Bands: Krankheit, Teufelskreis Date: 02.05.14 Venue: Roter Gugl, Leitersdorf

Ankunft, 18.30 Uhr, die Bahnhofsuhr zeigt zwei… deren beste Zeit ist offensichtlich schon vorbei, genauso, wie bei den zahlreichen Objekten, die rings um mich stehen.
Ich befinde mich auf einem ehemaligen Bahnhofsgelände, hier sollte irgendwo der „Rote Gugl“ sein, die Gegend erinnert mich aber eher an den Schauplatz eines Gruselschockers. In mitten von „viel Gegend“ – soll heißen, Felder in allen möglichen Grüntönen – neben, hinter, vor mir, Sitzgelegenheiten in deren ganzer Artenvielfalt, deren Abgenutztheit wohl so manche Geschichte zu Grunde liegt.
Ich warte auf „Teufelskreis“ mit denen ich in Kürze ein Interview führen werde. Inzwischen werde ich mich irgendwo platzieren. Die Jungs von „Teufelskreis“ werden sicher bald kommen…

Nach dem Gespräch mit Friedl und Ronny – die zwei anderen Teufel haben sich erst später eingefunden – machte ich mich daran den „Roten Gugl“ etwas genauer zu inspizieren. Genauso kurios, wie die Außenanlage, präsentiert sich die Räumlichkeit: In der Mitte die große, in die Länge gezogene Bar, wo vorne noch der Platz für den Tontechniker bzw. den DJ vorgesehen ist. Seitlich abermals – ja, genau – Sofa, Couch und Co. Ganz vorne die Bühne.

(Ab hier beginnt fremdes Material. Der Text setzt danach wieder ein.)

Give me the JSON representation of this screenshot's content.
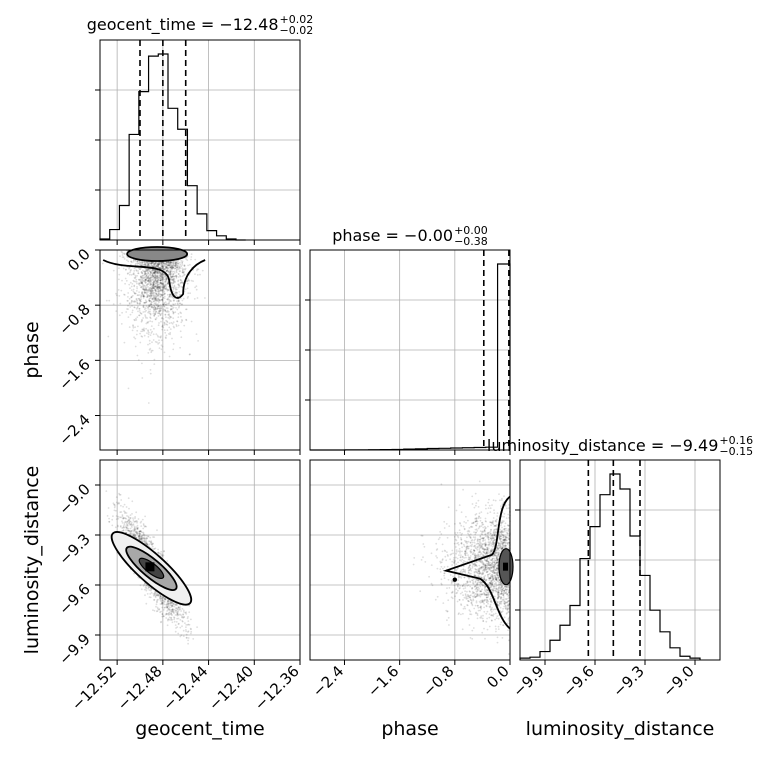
{
  "chart_data": {
    "type": "corner",
    "parameters": [
      "geocent_time",
      "phase",
      "luminosity_distance"
    ],
    "titles": [
      {
        "param": "geocent_time",
        "base": "geocent_time = −12.48",
        "plus": "+0.02",
        "minus": "−0.02"
      },
      {
        "param": "phase",
        "base": "phase = −0.00",
        "plus": "+0.00",
        "minus": "−0.38"
      },
      {
        "param": "luminosity_distance",
        "base": "luminosity_distance = −9.49",
        "plus": "+0.16",
        "minus": "−0.15"
      }
    ],
    "axis_labels": {
      "x": [
        "geocent_time",
        "phase",
        "luminosity_distance"
      ],
      "y": [
        "phase",
        "luminosity_distance"
      ]
    },
    "ranges": {
      "geocent_time": [
        -12.535,
        -12.36
      ],
      "phase": [
        -2.9,
        0.0
      ],
      "luminosity_distance": [
        -10.05,
        -8.85
      ]
    },
    "ticks": {
      "geocent_time": [
        "−12.52",
        "−12.48",
        "−12.44",
        "−12.40",
        "−12.36"
      ],
      "geocent_time_values": [
        -12.52,
        -12.48,
        -12.44,
        -12.4,
        -12.36
      ],
      "phase": [
        "−2.4",
        "−1.6",
        "−0.8",
        "0.0"
      ],
      "phase_values": [
        -2.4,
        -1.6,
        -0.8,
        0.0
      ],
      "luminosity_distance": [
        "−9.9",
        "−9.6",
        "−9.3",
        "−9.0"
      ],
      "luminosity_distance_values": [
        -9.9,
        -9.6,
        -9.3,
        -9.0
      ]
    },
    "quantiles": {
      "geocent_time": [
        -12.5,
        -12.48,
        -12.46
      ],
      "phase": [
        -0.38,
        -0.0,
        0.0
      ],
      "luminosity_distance": [
        -9.64,
        -9.49,
        -9.33
      ]
    },
    "histograms": {
      "geocent_time": {
        "edges": [
          -12.535,
          -12.5265,
          -12.518,
          -12.5095,
          -12.501,
          -12.4925,
          -12.484,
          -12.4755,
          -12.467,
          -12.4585,
          -12.45,
          -12.4415,
          -12.433,
          -12.4245,
          -12.416,
          -12.4075
        ],
        "counts": [
          1,
          10,
          33,
          101,
          142,
          176,
          178,
          126,
          106,
          52,
          25,
          9,
          4,
          1,
          0
        ]
      },
      "phase": {
        "edges": [
          -2.9,
          -2.73,
          -2.56,
          -2.39,
          -2.22,
          -2.05,
          -1.88,
          -1.71,
          -1.54,
          -1.37,
          -1.2,
          -1.03,
          -0.86,
          -0.69,
          -0.52,
          -0.35,
          -0.18,
          0.0
        ],
        "counts": [
          0,
          0,
          0,
          1,
          1,
          2,
          3,
          5,
          8,
          10,
          13,
          15,
          18,
          20,
          22,
          25,
          1650
        ]
      },
      "luminosity_distance": {
        "edges": [
          -10.05,
          -9.99,
          -9.93,
          -9.87,
          -9.81,
          -9.75,
          -9.69,
          -9.63,
          -9.57,
          -9.51,
          -9.45,
          -9.39,
          -9.33,
          -9.27,
          -9.21,
          -9.15,
          -9.09,
          -9.03,
          -8.97
        ],
        "counts": [
          2,
          3,
          9,
          21,
          37,
          58,
          108,
          142,
          176,
          198,
          182,
          132,
          90,
          53,
          30,
          13,
          4,
          2
        ]
      }
    },
    "hist2d": {
      "geocent_time_vs_phase": {
        "center": [
          -12.485,
          -0.02
        ],
        "cov": [
          [
            0.00016,
            -0.00035
          ],
          [
            -0.00035,
            0.18
          ]
        ]
      },
      "geocent_time_vs_luminosity_distance": {
        "center": [
          -12.49,
          -9.5
        ],
        "cov": [
          [
            0.00018,
            -0.0018
          ],
          [
            -0.0018,
            0.024
          ]
        ]
      },
      "phase_vs_luminosity_distance": {
        "center": [
          -0.05,
          -9.49
        ],
        "cov": [
          [
            0.2,
            0.0
          ],
          [
            0.0,
            0.024
          ]
        ]
      }
    },
    "grid": true
  }
}
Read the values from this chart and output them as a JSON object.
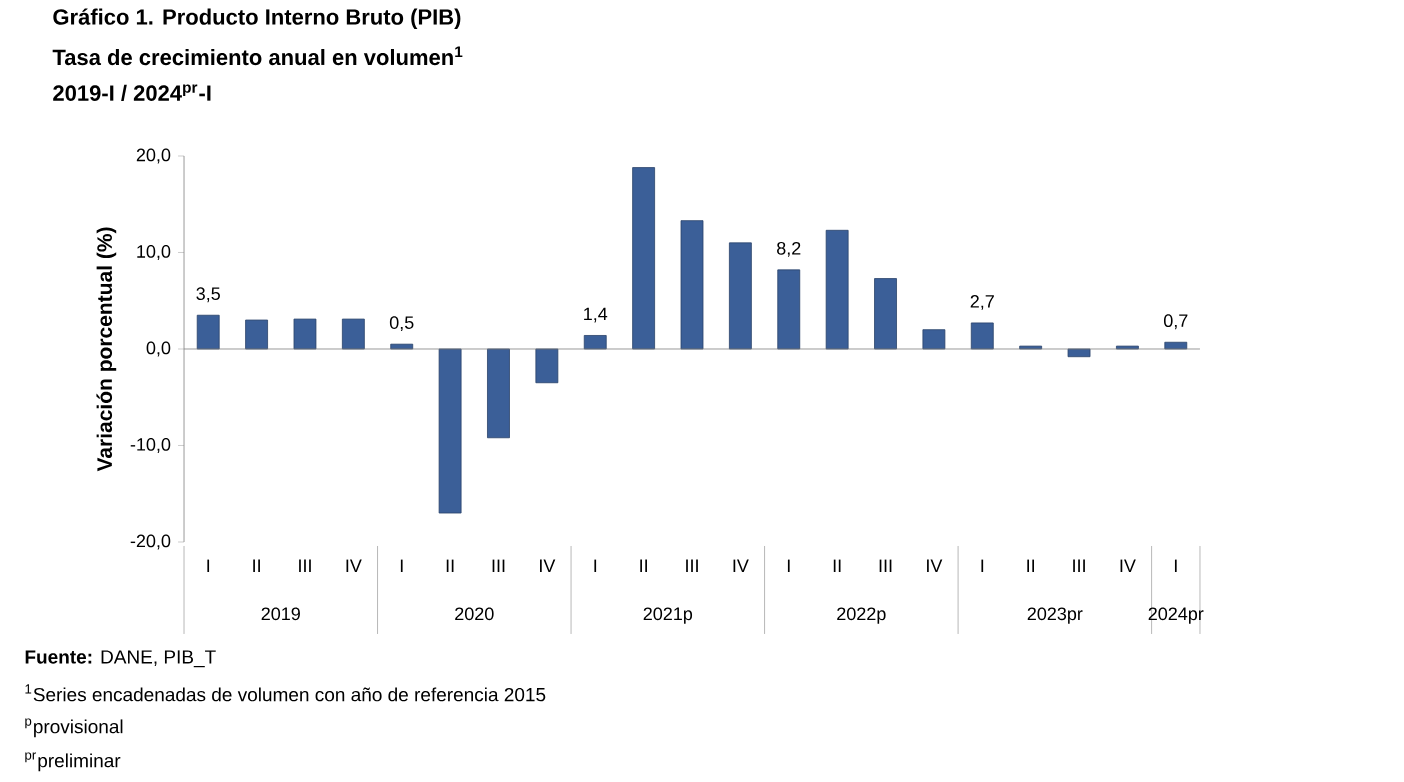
{
  "chart_data": {
    "type": "bar",
    "title": "Gráfico 1. Producto Interno Bruto (PIB)",
    "subtitle": [
      "Tasa de crecimiento anual en volumen$^{1}$",
      "2019-I / 2024$^{pr}$-I"
    ],
    "ylabel": "Variación porcentual (%)",
    "categories": [
      "I",
      "II",
      "III",
      "IV",
      "I",
      "II",
      "III",
      "IV",
      "I",
      "II",
      "III",
      "IV",
      "I",
      "II",
      "III",
      "IV",
      "I",
      "II",
      "III",
      "IV",
      "I"
    ],
    "values": [
      3.5,
      3.0,
      3.1,
      3.1,
      0.5,
      -17.0,
      -9.2,
      -3.5,
      1.4,
      18.8,
      13.3,
      11.0,
      8.2,
      12.3,
      7.3,
      2.0,
      2.7,
      0.3,
      -0.8,
      0.3,
      0.7
    ],
    "value_labels": [
      "3,5",
      null,
      null,
      null,
      "0,5",
      null,
      null,
      null,
      "1,4",
      null,
      null,
      null,
      "8,2",
      null,
      null,
      null,
      "2,7",
      null,
      null,
      null,
      "0,7"
    ],
    "color": "#3b5f98",
    "ylim": [
      -20,
      20
    ],
    "yticks": [
      {
        "value": -20,
        "label": "-20,0"
      },
      {
        "value": -10,
        "label": "-10,0"
      },
      {
        "value": 0,
        "label": "0,0"
      },
      {
        "value": 10,
        "label": "10,0"
      },
      {
        "value": 20,
        "label": "20,0"
      }
    ],
    "annotations": [
      "2019",
      "2020",
      "2021p",
      "2022p",
      "2023pr",
      "2024pr",
      "**Fuente:** DANE, PIB_T",
      "$^{1}$Series encadenadas de volumen con año de referencia 2015",
      "$^{p}$provisional",
      "$^{pr}$preliminar"
    ]
  }
}
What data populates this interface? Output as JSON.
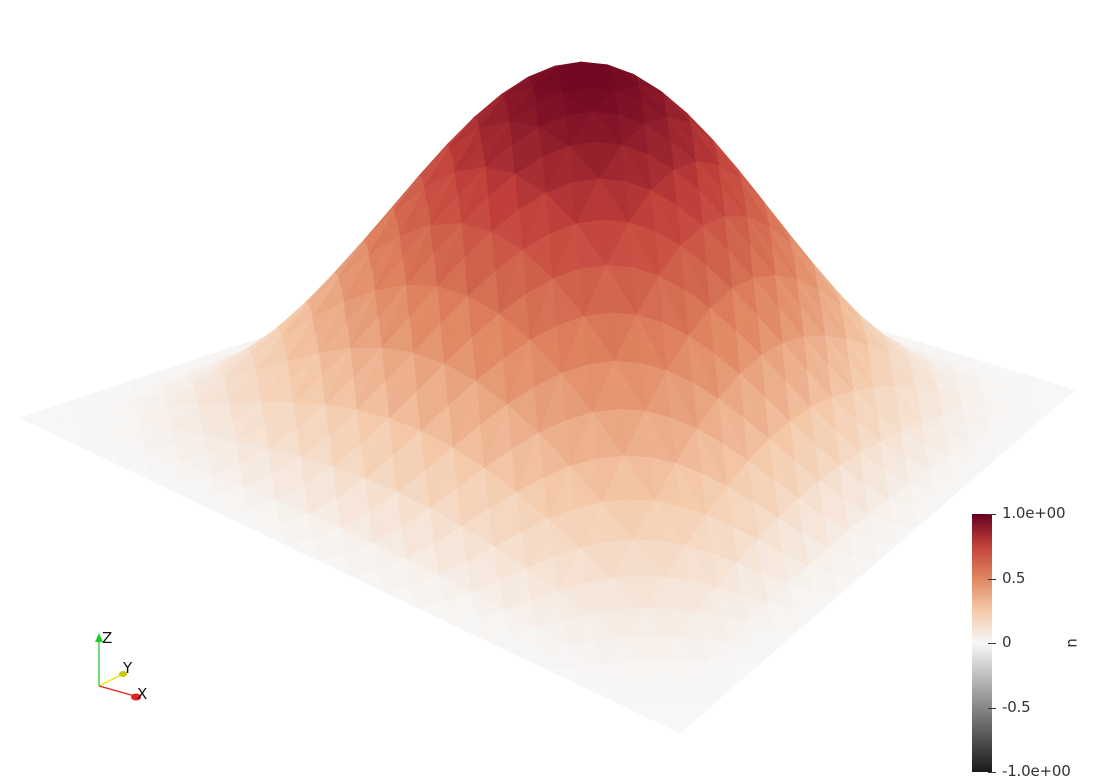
{
  "view": {
    "background": "#ffffff",
    "mesh_edge_color": "#ffffff",
    "mesh_opacity": 0.85
  },
  "colormap": {
    "name": "array-field",
    "field": "u",
    "range": [
      -1.0,
      1.0
    ],
    "low_color": "#1a1a1a",
    "mid_color": "#f7f7f7",
    "high_color": "#67001f",
    "stops": [
      [
        -1.0,
        "#1a1a1a"
      ],
      [
        -0.5,
        "#878787"
      ],
      [
        0.0,
        "#f7f7f7"
      ],
      [
        0.25,
        "#f4c9a8"
      ],
      [
        0.5,
        "#e08661"
      ],
      [
        0.75,
        "#c2413b"
      ],
      [
        1.0,
        "#67001f"
      ]
    ]
  },
  "scalar_bar": {
    "title": "u",
    "ticks": [
      {
        "value": 1.0,
        "label": "1.0e+00"
      },
      {
        "value": 0.5,
        "label": "0.5"
      },
      {
        "value": 0.0,
        "label": "0"
      },
      {
        "value": -0.5,
        "label": "-0.5"
      },
      {
        "value": -1.0,
        "label": "-1.0e+00"
      }
    ]
  },
  "axes_triad": {
    "x_label": "X",
    "y_label": "Y",
    "z_label": "Z",
    "x_color": "#e82020",
    "y_color": "#e8e800",
    "z_color": "#22c822"
  },
  "surface": {
    "type": "gaussian-bump",
    "peak_value": 1.0,
    "boundary_value": 0.0
  }
}
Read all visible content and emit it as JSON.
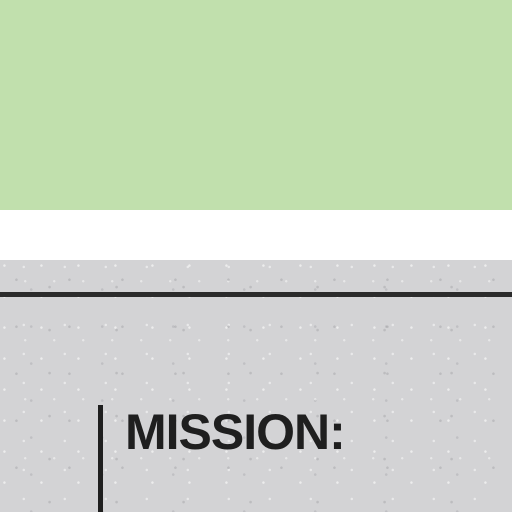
{
  "colors": {
    "green_panel": "#c1e0ad",
    "stone_panel": "#d3d3d5",
    "ink": "#1f1f1f"
  },
  "document": {
    "section_label": "MISSION:"
  }
}
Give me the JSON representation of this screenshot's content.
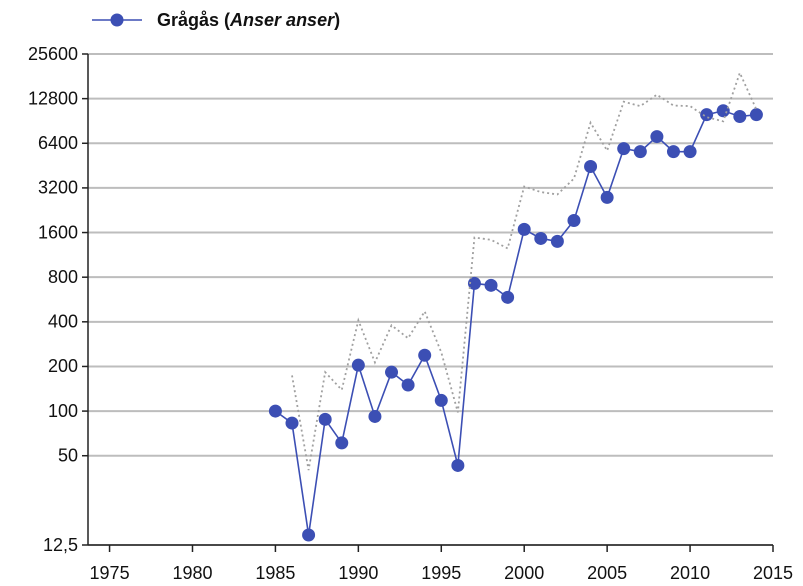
{
  "chart_data": {
    "type": "line",
    "x": [
      1985,
      1986,
      1987,
      1988,
      1989,
      1990,
      1991,
      1992,
      1993,
      1994,
      1995,
      1996,
      1997,
      1998,
      1999,
      2000,
      2001,
      2002,
      2003,
      2004,
      2005,
      2006,
      2007,
      2008,
      2009,
      2010,
      2011,
      2012,
      2013,
      2014
    ],
    "series": [
      {
        "name": "Grågås (Anser anser)",
        "color": "#3c4fb4",
        "style": "solid-markers",
        "values": [
          100,
          83,
          14.6,
          88,
          61,
          204,
          92,
          183,
          150,
          238,
          118,
          43,
          726,
          705,
          585,
          1680,
          1460,
          1395,
          1930,
          4460,
          2760,
          5890,
          5620,
          7100,
          5620,
          5620,
          9980,
          10600,
          9700,
          9980
        ]
      },
      {
        "color": "#a0a0a0",
        "style": "dotted",
        "values": [
          null,
          174,
          40,
          183,
          139,
          409,
          213,
          379,
          310,
          470,
          249,
          98,
          1480,
          1430,
          1250,
          3270,
          3000,
          2890,
          3700,
          8810,
          5710,
          12200,
          11400,
          13600,
          11500,
          11400,
          9600,
          9000,
          19100,
          10800
        ]
      }
    ],
    "xlim": [
      1973.7,
      2015
    ],
    "xticks": [
      1975,
      1980,
      1985,
      1990,
      1995,
      2000,
      2005,
      2010,
      2015
    ],
    "ylim": [
      12.5,
      25600
    ],
    "log_scale": true,
    "yticks": [
      {
        "value": 12.5,
        "label": "12,5"
      },
      50,
      100,
      200,
      400,
      800,
      1600,
      3200,
      6400,
      12800,
      25600
    ],
    "grid": true,
    "legend": "top-left"
  }
}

tk12Jetzt hieß es warten auf die beiden Bands. „Teufelskreis“ sollte um 21.00 Uhr beginnen, „Krankheit“ ca. um 22.00 Uhr, aber es wäre als Rock oder Metal Band ja schon fast unhöflich pünktlich zu beginnen und das wusste wohl auch das Publikum, weshalb es nach und nach, gemütlich zwischen Neun und Zehn eintrudelte. Die meisten Gäste sicherten sich die begehrten Plätze rings um die Bar, ist zwar nicht der optimale Zustand für die Bands, welche die Fans natürlich gerne unmittelbar vor der Bühne hätten, aber man sieht eben auch von der Bar aus alles bestens, der Sound ist von dort aus genial und man kann bequem sein Bier abstellen… Im Übrigen war im „Roten Gugl“ auch nicht das übliche „Metal Publikum“ vertreten. Kein Headbangen, keine Jubelrufe – vielmehr eine bunt gewürfelte Gesellschaft; eine Truppe von Teenagern, die wohl nicht unbedingt wegen der Live Musik gekommen ist, da man die zeitweise draußen beim Quatschen, Herumblödeln usw. antraf. Ebenso Mitglieder der Blasmusikkapelle, sowie Musiker des Oldschool Rock´s, aber natürlich auch eine Hand voll wirklich Metal Begeisterter.
Aber wie so oft, bei so gemischtem Publikum, war die Stimmung und die Atmosphäre an diesem Abend sehr gut. k9Kurz vor 22.00 Uhr betraten nun „Teufelskreis“ die Bühne und lieferten eine beeindruckende Liveperformance. Als ziemlich zu Beginn der Veranstaltung das Sängerpodest kippte und in Folge die Monitorbox umfiel, bewiesen die Musiker ihre Professionalität, indem sie einfach weiter spielten. Ronny, der Sänger, sowie Sigi (Techniker von „Krankheit“) richten in der Zwischenzeit alles wieder her. Das Ganze dauerte keine 2 Minuten. Dies war aber wirklich die einzige Panne an diesem Abend, der Sound war bei beiden Bands nahezu perfekt. „Teufelskreis“ rockten ca. eine Stunde die Bühne und ich kenne jetzt wieder eine weitere tolle Liveband. 😉
„Krankheit“ sind mir ja auch keine Unbekannten mehr 😉 , deshalb wusste ich ja schon was mich erwartet, aber meine Erwartungen wurden wieder einmal übertroffen, wahrscheinlich trug auch der fette Sound dazu bei.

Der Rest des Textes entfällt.